As I did with Chuck, I'll respond once more to you because after that it's just dead horse flogging. But I'm not sure if we're saying the same thing on some parts. Your primary argument seems to be that you can prevent accidents, but that you need outside access to your database. Specifically, it looks like you condone ODBC updates and want to use triggers to enforce your business rules. I have a serious problem with that, but that's at least a design decision, not a security one.

Then the person clearly doesn't have enough experience to be granted the authority.
But see, *nobody* should have the authority to update the production database (at least that's one school of thought). The only profile that can update the database is the one that the database programs adopt. And thus, unless that policy is subverted, nobody can accidentally update the database.

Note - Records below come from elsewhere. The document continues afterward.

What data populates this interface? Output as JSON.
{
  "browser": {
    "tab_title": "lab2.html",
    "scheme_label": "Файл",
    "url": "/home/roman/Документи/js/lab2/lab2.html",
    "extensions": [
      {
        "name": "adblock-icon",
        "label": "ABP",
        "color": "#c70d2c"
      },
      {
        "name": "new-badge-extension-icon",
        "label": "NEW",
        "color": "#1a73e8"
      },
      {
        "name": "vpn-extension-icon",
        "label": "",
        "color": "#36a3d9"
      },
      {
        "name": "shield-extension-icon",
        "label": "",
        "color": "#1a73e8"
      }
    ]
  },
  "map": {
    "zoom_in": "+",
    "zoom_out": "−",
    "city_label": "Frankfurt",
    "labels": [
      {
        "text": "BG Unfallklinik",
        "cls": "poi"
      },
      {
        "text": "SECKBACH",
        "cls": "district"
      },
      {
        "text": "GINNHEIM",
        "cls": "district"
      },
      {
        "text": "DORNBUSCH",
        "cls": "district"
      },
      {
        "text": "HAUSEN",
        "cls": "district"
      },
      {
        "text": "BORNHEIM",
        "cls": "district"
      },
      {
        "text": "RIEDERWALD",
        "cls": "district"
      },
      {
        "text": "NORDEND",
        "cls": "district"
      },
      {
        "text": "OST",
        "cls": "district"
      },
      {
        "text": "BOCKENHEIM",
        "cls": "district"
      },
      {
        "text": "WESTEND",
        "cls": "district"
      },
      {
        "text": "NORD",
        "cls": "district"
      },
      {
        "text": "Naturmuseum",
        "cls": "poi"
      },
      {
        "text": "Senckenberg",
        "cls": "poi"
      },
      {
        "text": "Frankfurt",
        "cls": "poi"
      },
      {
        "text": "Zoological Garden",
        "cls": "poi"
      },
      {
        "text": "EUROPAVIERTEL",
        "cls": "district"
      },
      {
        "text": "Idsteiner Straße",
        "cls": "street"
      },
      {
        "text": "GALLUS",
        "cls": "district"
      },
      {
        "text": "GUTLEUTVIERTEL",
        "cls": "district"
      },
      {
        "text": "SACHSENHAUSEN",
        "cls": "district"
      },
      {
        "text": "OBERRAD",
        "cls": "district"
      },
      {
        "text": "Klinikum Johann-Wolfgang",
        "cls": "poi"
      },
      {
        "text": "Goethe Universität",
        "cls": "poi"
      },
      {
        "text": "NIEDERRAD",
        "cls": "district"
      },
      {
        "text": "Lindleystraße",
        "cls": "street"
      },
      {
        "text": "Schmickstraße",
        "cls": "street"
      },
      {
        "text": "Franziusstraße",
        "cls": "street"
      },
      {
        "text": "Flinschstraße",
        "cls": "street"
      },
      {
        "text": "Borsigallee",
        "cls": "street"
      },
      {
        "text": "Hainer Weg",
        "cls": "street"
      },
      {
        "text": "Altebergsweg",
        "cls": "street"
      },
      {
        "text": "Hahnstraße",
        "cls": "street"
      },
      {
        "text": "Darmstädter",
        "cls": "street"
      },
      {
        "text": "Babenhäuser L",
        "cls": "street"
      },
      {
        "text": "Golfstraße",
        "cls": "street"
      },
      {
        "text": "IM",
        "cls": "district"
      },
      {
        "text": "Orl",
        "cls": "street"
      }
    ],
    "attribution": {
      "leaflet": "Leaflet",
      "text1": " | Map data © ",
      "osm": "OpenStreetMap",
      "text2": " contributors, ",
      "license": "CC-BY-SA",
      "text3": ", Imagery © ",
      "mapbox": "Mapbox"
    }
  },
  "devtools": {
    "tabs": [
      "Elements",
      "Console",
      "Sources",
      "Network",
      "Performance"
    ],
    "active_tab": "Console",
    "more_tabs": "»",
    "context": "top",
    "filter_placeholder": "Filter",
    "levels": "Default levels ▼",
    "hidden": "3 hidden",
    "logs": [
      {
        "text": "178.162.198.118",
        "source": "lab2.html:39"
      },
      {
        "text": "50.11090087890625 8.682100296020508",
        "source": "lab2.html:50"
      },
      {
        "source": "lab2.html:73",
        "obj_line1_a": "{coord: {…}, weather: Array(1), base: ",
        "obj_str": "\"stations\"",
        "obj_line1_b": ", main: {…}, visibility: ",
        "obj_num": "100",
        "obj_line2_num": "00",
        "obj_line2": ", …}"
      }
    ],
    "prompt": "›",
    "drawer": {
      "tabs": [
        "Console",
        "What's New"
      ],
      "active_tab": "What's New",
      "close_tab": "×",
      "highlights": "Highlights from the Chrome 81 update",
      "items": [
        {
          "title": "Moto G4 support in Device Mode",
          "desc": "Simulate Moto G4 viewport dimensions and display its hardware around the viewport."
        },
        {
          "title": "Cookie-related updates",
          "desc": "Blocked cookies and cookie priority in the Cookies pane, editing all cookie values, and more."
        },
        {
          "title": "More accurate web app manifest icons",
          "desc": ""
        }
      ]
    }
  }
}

That's the problem with trying to prevent stupidity. You can't.

Of course you can't ... but you can prevent ACCIDENTS.
Yes you can. Secure your objects, only allow authorized access.


In a heterogeneous environment, this doesn't fly. The idea that only one user on one system can update a database is a thing of the past.
Says who? In my opinion, it's heterogenous environments that are demanding this level of control. An update should go through a stored procedure, not via direct access to the database. Heck, I don't even like external queries because they require outside knowledge of my schema and thus tightly bind the server to the client.

If you encapsualte your access in stored procedures, you can implement the security just as I've outlined.

The only thing that requires circumvention of the HSA profile is unfettered direct access to tables, which as I said I believe to be a really bad design. In most of the technologies I've seen, direct ODBC updates are a thing of the past. Everything is message based and clients know nothing about things like table and column names.


Sure it can ... put a flag in your trigger program that turns off the logic ... yes, the trigger fires, but the logic is bypassed. Obviously the flag source needs to be secured so the logic can't ACCIDENTALLY be turned off.
And this security can be accidentally removed just as easily. In fact, this seems even more dangerous because you don't know whether or not your trigger is working. Once again, it's not more secure. But I agree that you can get around the performance issues this way.


Unless of course, you have a way to remove the trigger programatically. Of course, the program that removes the trigger could be run "accidentally", thereby leaving you completely unprotected.

Accidents only happen in uncontrolled systems. Uncontrolled systems are a PITA. I've worked in enough to know this first hand.
And you can only update an HSA controlled database in an uncontrolled system. I guess I miss your point: if I've secured my database and my security is deployed properly, how do I accidentally update my database?